Segundo o presidente do Núcleo de Criadores de Guzerá do Paraná, Eduardo Fabretti dos Santos, a disputa pela compra de animais da raça foi acirrada. No 1º Leilão Guzerá Cachoeira 2C, a média das fêmeas alcançou a marca dos R$10 mil. Já no Guzerá Paraná, a média das fêmeas, considerada das melhores, ficou em torno de R$ 5 mil, ''um preço impensável em exposições anteriores. Parece que o guzerá voltou à moda e os criadores da raça tem motivos para comemorar.''
No caso do nelore, base da pecuária de corte brasileira, a raça já bastante valorizada, ainda têm muito fôlego. As matrizes de elite continuam sendo uma mina de ouro. O 1º Leilão Elite da Espinho Preto, realizado no domingo, foi uma demonstração disso. O remate ofertou 37 lotes individuais de nelore padrão PO e POI, e alcançou uma média de R$ 30.215,51, com um total de comercialização de R$ 1.117.900,00.
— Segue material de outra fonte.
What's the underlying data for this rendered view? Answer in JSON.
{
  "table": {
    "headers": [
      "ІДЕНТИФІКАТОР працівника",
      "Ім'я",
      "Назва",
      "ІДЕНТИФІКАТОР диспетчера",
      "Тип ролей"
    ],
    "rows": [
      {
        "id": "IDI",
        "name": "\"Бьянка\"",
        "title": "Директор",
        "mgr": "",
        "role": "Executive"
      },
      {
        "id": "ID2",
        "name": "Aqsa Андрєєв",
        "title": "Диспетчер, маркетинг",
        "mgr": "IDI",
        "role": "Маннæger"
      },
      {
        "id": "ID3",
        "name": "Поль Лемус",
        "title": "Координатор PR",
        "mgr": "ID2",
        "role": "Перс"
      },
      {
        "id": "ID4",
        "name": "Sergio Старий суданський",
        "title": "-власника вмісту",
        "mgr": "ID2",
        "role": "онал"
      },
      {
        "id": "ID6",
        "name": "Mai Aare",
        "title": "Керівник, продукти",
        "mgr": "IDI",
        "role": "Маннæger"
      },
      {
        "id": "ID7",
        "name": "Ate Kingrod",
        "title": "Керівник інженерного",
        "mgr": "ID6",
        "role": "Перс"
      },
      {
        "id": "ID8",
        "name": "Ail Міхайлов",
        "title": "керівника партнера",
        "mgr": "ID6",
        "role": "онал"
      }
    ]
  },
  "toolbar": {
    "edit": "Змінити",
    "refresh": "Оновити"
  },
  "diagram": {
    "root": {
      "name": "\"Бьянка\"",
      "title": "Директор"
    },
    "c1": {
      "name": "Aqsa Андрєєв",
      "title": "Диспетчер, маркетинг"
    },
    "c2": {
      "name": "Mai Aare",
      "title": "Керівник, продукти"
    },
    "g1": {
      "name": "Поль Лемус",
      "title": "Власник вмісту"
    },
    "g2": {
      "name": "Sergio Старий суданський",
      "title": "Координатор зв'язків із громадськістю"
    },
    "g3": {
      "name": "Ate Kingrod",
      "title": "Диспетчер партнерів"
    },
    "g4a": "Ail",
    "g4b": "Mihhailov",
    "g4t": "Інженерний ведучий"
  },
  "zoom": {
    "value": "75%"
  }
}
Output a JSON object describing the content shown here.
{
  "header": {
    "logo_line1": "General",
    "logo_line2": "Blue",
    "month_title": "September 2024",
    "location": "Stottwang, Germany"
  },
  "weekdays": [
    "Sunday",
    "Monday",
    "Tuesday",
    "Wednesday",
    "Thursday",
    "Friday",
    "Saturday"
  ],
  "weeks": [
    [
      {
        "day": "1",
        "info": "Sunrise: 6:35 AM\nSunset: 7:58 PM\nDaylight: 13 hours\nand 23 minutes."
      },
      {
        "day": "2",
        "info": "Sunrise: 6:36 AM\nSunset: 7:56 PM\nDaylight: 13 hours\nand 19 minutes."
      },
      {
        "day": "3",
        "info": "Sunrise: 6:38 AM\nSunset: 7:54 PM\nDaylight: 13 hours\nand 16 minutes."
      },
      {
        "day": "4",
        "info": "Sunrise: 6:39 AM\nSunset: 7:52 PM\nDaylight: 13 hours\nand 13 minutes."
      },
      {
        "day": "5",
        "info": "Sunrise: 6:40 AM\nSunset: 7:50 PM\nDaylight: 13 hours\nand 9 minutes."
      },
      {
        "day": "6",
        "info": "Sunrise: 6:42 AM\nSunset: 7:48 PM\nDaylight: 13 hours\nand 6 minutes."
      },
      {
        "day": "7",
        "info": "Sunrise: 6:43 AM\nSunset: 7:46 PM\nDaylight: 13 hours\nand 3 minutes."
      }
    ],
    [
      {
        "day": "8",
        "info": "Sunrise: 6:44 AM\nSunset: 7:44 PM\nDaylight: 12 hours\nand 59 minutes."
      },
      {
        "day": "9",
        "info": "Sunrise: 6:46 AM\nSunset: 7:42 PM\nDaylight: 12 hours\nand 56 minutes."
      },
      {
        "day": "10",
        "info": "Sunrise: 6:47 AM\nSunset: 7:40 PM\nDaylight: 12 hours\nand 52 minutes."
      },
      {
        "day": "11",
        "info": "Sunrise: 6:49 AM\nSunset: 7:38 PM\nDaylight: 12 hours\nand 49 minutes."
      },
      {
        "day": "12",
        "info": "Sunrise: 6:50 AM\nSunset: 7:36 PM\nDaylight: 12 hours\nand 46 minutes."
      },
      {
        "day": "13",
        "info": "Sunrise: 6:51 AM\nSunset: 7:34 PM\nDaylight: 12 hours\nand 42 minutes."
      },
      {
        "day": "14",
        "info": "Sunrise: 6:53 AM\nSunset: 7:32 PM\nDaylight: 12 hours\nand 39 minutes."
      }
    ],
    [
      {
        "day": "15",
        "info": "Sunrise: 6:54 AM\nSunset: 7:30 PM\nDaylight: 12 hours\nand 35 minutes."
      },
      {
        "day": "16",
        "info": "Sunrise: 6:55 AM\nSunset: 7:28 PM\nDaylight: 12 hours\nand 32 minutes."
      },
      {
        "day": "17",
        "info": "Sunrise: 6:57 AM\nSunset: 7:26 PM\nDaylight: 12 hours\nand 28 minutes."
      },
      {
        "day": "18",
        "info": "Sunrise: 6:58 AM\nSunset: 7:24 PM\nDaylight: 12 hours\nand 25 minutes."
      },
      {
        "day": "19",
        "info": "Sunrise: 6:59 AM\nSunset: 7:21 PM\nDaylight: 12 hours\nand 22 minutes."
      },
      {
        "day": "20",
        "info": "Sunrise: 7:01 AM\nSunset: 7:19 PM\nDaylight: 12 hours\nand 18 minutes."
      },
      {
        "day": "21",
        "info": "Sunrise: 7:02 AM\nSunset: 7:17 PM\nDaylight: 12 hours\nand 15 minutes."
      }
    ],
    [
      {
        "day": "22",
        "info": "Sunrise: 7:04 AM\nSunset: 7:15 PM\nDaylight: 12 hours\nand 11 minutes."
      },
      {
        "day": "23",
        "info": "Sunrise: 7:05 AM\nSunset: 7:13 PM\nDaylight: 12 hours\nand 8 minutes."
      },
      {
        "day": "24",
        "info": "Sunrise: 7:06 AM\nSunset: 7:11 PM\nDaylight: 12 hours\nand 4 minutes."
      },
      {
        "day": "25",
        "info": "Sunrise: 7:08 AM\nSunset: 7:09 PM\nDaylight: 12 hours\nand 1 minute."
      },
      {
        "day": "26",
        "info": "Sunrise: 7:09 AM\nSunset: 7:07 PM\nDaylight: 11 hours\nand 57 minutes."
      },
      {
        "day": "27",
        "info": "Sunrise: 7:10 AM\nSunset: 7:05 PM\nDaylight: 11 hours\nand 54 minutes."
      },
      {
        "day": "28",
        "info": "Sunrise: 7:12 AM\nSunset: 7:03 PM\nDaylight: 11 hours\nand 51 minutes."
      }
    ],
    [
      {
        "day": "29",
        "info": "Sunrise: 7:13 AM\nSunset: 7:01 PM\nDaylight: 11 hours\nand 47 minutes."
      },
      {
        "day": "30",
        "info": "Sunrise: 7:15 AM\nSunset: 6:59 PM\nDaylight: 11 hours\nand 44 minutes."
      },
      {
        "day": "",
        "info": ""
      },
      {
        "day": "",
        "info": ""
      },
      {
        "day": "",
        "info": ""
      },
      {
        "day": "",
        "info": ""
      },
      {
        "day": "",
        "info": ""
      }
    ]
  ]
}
Um único animal, a doadora Radiante da Espinho Preto, foi arrematada pelo valor de R$ 189 mil, outro recorde da Exposição de Londrina.
Mas a Espinho Preto Agropecuária, que organizou o leilão, trouxe outros animais de alto gabarito com Narda da Pitu, com bezerra ao pé; e Jabutiá TE da Comapi, novilha com prenhez confirmada do famoso Panagpur, ambas vendidas no valor de R$ 78.400,00 cada. O touro Maestro da Espinho Preto, filho de Regente, grande raçador, atingiu o preço de R$ 70.000,00.